Sept 21 Monthly Micro Shortlist

It’s that time again when we have 10 brilliant micros on our shortlist that need your vote. The Retreat West Reading team decide the winners of the cash prizes but it’s over to you to decide who gets the surprise People’s Prize!

Well done to everyone who was longlisted and congrats to the writers of the 10 stories below – no telling which is yours though and voting must remain anonymous!

Voting is open until Monday 27th September and we’ll announce the winners on Tuesday 28th. Good luck everyone!

Five Uses for Milk We Hadn’t Heard of Until Louise’s Wedding

Skin softener (two to three cups added to hot bath) –

Lengthy soaks to soften anxious bridal skin,

Silver polisher (tablespoon applied on rag) –

Ninety place settings in fairy-tale marquee, rubbed until they sparkled perfect,

Secret messages (brushed on paper, left to dry) –

Or sent by text, or whispered breathless into pillows – ‘Don’t marry her, I still love you’.
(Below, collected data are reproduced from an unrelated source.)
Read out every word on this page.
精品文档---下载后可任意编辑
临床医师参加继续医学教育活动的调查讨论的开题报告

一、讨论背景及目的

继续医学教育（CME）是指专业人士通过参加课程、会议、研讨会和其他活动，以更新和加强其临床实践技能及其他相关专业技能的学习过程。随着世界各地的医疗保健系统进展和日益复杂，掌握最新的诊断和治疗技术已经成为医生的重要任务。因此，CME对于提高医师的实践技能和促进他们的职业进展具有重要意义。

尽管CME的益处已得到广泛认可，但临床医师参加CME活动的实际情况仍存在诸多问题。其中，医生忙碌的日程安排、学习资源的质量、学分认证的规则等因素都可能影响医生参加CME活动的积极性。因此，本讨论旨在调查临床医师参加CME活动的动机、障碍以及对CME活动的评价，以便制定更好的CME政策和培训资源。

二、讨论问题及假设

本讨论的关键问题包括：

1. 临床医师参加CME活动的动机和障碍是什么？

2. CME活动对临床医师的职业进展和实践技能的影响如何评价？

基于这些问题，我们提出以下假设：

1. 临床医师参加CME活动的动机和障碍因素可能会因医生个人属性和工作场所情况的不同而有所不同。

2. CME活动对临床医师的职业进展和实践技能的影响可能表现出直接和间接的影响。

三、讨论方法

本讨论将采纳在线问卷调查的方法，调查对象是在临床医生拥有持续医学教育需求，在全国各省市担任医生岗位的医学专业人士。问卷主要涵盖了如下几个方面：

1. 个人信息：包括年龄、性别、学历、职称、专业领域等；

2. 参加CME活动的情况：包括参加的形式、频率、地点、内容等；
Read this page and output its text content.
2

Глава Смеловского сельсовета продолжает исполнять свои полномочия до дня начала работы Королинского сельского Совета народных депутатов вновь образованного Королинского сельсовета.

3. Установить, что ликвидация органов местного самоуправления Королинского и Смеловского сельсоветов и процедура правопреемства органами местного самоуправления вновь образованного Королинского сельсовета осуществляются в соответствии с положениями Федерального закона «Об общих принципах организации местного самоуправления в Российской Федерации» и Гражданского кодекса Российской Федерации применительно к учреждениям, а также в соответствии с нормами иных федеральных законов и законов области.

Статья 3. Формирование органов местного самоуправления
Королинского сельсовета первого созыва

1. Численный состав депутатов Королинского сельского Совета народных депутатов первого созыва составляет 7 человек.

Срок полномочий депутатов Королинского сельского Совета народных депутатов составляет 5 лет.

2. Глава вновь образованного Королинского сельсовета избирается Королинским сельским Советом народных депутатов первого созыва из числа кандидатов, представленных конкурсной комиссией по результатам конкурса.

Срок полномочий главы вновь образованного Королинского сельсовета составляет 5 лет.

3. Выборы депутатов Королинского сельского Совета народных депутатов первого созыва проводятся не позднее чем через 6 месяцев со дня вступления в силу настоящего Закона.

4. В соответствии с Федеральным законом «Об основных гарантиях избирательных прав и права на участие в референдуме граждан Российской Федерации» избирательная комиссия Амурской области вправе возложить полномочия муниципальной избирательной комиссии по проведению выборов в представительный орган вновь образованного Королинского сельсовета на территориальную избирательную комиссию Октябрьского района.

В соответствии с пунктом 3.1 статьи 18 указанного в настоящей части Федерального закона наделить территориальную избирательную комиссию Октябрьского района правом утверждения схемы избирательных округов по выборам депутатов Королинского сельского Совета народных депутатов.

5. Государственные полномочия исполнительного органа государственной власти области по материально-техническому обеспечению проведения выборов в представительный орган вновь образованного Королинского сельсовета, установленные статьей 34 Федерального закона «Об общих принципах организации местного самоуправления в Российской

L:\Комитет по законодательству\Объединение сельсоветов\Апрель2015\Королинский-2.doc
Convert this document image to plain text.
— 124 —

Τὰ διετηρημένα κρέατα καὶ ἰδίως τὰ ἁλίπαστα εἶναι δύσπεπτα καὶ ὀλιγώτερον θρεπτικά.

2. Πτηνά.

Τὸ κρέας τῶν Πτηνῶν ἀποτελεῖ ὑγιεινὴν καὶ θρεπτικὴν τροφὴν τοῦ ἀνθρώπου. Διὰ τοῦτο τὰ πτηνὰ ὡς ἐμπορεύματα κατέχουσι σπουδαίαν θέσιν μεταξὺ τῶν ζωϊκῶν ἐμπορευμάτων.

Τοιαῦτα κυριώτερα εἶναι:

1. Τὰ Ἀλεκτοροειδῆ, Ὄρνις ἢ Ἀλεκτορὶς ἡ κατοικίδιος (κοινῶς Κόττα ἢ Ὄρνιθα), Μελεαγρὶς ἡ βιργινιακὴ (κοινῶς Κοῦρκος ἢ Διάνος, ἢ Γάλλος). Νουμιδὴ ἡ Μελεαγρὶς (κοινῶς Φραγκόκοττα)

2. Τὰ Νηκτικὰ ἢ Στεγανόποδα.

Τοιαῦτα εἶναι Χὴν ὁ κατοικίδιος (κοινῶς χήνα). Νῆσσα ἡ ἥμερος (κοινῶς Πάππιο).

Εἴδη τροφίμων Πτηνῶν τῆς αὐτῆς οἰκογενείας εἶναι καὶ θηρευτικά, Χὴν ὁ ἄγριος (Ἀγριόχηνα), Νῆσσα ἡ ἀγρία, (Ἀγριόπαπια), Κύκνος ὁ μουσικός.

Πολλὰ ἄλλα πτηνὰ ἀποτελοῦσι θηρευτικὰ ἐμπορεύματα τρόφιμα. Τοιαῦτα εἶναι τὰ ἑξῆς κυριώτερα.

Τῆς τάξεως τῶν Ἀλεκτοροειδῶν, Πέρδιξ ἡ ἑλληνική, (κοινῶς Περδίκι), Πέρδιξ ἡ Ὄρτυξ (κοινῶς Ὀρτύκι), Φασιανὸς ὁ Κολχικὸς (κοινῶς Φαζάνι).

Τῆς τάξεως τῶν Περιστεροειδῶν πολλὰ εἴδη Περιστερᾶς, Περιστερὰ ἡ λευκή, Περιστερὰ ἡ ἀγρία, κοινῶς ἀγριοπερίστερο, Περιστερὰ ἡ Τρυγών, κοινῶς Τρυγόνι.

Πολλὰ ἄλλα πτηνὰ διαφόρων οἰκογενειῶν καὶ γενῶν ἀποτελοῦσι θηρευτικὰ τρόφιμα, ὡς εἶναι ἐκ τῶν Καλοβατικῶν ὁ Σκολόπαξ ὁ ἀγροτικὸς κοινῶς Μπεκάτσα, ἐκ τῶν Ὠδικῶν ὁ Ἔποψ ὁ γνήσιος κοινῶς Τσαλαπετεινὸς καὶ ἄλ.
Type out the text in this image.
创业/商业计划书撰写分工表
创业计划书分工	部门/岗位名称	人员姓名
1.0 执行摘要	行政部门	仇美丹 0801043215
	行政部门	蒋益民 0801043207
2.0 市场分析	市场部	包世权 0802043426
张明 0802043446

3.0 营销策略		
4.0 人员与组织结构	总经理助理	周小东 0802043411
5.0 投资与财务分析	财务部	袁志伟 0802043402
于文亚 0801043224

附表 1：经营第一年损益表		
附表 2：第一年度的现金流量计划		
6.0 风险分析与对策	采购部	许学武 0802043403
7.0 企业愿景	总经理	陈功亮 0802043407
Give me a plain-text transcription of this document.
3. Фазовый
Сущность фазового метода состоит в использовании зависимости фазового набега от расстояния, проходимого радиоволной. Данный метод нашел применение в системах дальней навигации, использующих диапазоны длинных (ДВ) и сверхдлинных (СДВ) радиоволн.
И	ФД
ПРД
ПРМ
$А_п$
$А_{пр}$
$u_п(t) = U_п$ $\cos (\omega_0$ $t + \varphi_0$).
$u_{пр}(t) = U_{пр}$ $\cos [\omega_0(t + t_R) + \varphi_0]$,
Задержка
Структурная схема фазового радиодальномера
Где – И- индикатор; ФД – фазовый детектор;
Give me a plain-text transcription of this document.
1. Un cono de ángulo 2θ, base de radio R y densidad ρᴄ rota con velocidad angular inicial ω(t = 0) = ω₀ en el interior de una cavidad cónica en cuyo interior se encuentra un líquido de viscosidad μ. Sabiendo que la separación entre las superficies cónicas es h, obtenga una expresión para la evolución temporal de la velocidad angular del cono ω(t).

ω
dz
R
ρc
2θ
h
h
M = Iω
Stain remover (soaked into affected garment) –

Wedding morning, lipstick on collar, ‘Frivolous Fuchsia’, the bridesmaid’s shade,

Teeth preserver (submerge in small glass, dash to dentist) –

Engagement ring flashing, she slammed her fist into his jaw, sending incisors scattering through the bridal bouquet.

How To Grow and Care for Grapevines

The neighbours aren’t collecting their milk.

We’re hello-how-are-you neighbours. Nods and smiles neighbours. They sign for packages then leave them on the doorstep. I hold theirs for days until they ring the doorbell. They never step inside.

When their grapevine grew over the fence, I pruned it. Winter then summer. The fruit ripened well, cones of fleshy globes. On their side, it grew wild into the gutters. They cut it down. Without asking. The grapes shrivelled and fell.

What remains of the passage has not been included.